Requirements to securely configure devices include removing software and user accounts which are no longer in use, and ensuring passwords are strong. Contrary to common advice, it is no longer considered secure to require users to regularly change passwords.
It is important that all apps and operating systems are supported by their manufacturers and are kept updated. This ensures that they are protected against known vulnerabilities. Use of an MDM (mobile device management) tool can help put you in control of patching on your network.
Everyone needs a unique user account to access your organisation’s data. You must also ensure that users only have access to the data they need according to their role. Data access permissions must be managed when a user changes roles, while the use and provisioning of administrative accounts must be controlled.
Protection against malware is required on all devices where it is available, including for Macs. The anti-malware software needs to check for updates at least once every 24 hours, and it must protect against malicious websites. Mobile devices must not be compromised by jail-breaking or rooting.
Cyber Essentials is a self-assessment demonstrating a company’s ability to protect itself against common cyber attacks. It provides guidance on how to securely configure your devices and the accounts used to access them.
Cyber Essentials Plus offers additional integrity, requiring an external body, such as Forensic Control, to conduct a technical verification of the security of your devices.
Any device accessing your data, email or services (including services such as Microsoft 365 or Google Workspace) or remote desktop services, (e.g., Citrix, VDI, RDP) is in scope and must comply with the Cyber Essentials standard. This includes devices owned by the organisation and devices owned by staff (BYOD). Devices which don’t directly connect to the internet are not in scope.

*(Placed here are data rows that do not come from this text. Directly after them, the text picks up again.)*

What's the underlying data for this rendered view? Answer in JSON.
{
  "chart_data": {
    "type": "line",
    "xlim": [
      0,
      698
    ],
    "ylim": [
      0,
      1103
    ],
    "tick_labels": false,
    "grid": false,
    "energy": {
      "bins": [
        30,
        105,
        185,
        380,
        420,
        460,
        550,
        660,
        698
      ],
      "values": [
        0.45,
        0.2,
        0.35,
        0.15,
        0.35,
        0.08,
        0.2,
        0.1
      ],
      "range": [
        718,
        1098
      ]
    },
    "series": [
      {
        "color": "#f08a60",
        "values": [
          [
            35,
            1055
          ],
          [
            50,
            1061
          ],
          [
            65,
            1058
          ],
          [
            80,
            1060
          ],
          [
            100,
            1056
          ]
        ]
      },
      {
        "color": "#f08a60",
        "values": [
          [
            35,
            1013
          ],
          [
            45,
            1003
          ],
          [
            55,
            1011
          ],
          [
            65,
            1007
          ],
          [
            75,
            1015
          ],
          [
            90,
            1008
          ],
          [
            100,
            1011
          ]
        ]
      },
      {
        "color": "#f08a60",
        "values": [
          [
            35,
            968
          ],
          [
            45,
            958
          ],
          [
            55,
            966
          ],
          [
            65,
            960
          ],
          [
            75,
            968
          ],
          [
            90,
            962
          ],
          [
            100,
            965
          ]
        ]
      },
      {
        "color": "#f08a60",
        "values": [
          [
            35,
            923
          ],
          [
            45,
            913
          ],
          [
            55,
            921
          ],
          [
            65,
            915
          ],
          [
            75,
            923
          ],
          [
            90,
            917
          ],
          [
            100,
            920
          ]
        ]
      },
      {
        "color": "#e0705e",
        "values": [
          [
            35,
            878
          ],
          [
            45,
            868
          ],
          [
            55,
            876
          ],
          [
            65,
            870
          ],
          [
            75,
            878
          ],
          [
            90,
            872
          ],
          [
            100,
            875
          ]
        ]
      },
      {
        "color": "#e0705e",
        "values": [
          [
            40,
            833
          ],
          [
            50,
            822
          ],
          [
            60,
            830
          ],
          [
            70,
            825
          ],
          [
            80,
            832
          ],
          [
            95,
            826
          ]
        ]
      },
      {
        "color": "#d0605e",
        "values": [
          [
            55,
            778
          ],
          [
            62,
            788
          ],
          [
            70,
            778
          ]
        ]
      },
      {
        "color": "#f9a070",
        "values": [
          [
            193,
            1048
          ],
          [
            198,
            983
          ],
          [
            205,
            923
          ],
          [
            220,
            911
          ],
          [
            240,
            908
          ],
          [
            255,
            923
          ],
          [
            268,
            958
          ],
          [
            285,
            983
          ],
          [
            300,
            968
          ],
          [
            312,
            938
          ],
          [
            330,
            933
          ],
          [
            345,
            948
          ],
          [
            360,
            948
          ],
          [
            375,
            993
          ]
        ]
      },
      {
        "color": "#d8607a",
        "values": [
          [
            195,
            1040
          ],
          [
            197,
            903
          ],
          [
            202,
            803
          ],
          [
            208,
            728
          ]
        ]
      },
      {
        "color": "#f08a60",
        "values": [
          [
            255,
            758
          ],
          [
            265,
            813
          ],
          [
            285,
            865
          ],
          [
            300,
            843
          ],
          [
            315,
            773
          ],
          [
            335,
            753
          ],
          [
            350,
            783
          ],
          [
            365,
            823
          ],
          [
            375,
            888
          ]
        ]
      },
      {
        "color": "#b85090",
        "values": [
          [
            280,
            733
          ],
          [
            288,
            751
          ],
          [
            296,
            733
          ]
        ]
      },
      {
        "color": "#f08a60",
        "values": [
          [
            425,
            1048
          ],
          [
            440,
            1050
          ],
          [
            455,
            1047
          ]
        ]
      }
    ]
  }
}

It largely depends on how quickly you can respond to our requests for information, and your lead time in making any required configuration changes. We aim to reply to your emails/calls on the same day. We’ve found that applicants take anywhere between 1 week and a couple of months to certify to Cyber Essentials.
Cyber Essentials seeks to protect an organisation’s data by securing the devices which access that data. The employment status of the people who use devices to access your data doesn’t matter, whether employed, contractors, interns or temps. If they access your data then their devices will be in scope and will need to be secured to the Cyber Essentials standard.
Cyber Essentials is a point in time certification – it assesses your organisation as it is on the day that you submit your responses. If staff are currently home based then they will be considered as home workers.
Home routers are not in scope if all access to organisational data is routed through the company firewall via a VPN. If this is not the case, then home routers are in scope, though they will not be subject to checks; their compliance can be achieved with a home working policy
Cyber Essentials and Cyber Essentials Plus certifications are valid for 12 months. By re-certifying annually, this ensure that organisations are still secure against emerging cyber threats.